Details
-
Bug
-
Resolution: Fixed
-
Major
-
Lustre 2.1.3, Lustre 2.1.4
-
3
-
6116
Description
We have a lot of nodes with a large amount of unreclaimable memory (over 4GB). Whatever we try to do (manually shrinking the cache, clearing lru locks, ...) the memory can't be recovered. The only way to get the memory back is to umount the lustre filesystem.
After some troubleshooting, I was able to wrote a small reproducer where I just open(2) then close(2) files in O_RDWR (my reproducer use to open thousand of files to emphasize the issue).
Attached 2 programs :
- gentree.c (cc -o gentree gentree.c -lpthread) to generate a tree of known files (no need to use readdir in reproducer.c)
- reproducer.c (cc -o reproducer reproduver.c -lpthread) to reproduce the issue.
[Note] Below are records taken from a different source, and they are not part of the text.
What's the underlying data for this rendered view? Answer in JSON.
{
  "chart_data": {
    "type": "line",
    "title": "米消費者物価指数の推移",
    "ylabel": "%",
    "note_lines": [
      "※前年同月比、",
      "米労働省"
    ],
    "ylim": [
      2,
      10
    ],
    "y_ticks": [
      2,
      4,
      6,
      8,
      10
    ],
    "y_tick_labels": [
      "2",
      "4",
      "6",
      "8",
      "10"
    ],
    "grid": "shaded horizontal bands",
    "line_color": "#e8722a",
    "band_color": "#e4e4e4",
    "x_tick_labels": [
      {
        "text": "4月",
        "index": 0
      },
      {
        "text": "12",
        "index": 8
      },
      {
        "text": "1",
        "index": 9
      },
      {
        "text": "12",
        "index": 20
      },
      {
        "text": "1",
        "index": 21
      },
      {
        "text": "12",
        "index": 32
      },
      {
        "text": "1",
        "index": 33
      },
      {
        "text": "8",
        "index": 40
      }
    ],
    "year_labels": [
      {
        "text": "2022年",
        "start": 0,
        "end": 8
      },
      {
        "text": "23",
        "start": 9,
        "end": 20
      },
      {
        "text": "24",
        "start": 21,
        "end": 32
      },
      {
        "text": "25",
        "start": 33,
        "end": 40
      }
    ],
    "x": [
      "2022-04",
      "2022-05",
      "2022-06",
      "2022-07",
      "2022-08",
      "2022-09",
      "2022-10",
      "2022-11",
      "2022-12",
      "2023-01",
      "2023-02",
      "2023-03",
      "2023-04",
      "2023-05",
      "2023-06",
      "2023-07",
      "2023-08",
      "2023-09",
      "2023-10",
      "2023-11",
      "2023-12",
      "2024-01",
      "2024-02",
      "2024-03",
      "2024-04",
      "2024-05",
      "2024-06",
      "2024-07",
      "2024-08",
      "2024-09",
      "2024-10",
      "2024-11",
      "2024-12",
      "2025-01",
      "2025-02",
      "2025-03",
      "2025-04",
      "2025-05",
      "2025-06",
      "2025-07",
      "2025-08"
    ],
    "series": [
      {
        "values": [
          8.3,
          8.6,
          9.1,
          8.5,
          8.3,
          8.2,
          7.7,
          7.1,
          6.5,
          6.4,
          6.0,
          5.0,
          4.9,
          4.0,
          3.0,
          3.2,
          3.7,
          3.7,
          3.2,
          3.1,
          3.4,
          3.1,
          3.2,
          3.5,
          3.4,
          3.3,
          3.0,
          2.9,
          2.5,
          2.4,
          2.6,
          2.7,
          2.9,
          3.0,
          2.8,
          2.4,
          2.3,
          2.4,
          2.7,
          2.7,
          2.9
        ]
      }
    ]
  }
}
The macro BASE_DIR has to be adjust according the local cluster configuration (you should provide the name of a directory located on a lustre filesystem).
There is no link between the 2 phases as rebooting the client between gentree & reproducer does't avoid the problem. Running gentree (which open as much files as reproducer) doesn't show the issue.
Niu, in fact we don't need to wait for commit in case of closed open (no create) and exactly that case causes this bug with unreclaimable space. And I don't see why server help is needed here - client knows there was close and knows this is non-create open - that is enough to make decision to drop request from replay queue. I am not sure though how easy to distinguish non-create case from OPEN-CREATE, at first sign we need to check disposition flag for DISP_OPEN_CREATE bit. So possible solution can be:
1) after open reply check disposition for DISP_OPEN_CREATE bit and save that information in md_open_data, OR just take disposition from already saved mod_open_req during mdc_close()
2) in mdc_close() there is already mod->mod_open_req->rq_replay is set to 0, we set also mod_open_req->rq_commit_nowait or any other new flag for non-create open.
3) in ptlrpc_free_committed() check that rq_commit_nowait flag and free such request immediately no matter what transno it has.
Will that works? Am I missing something?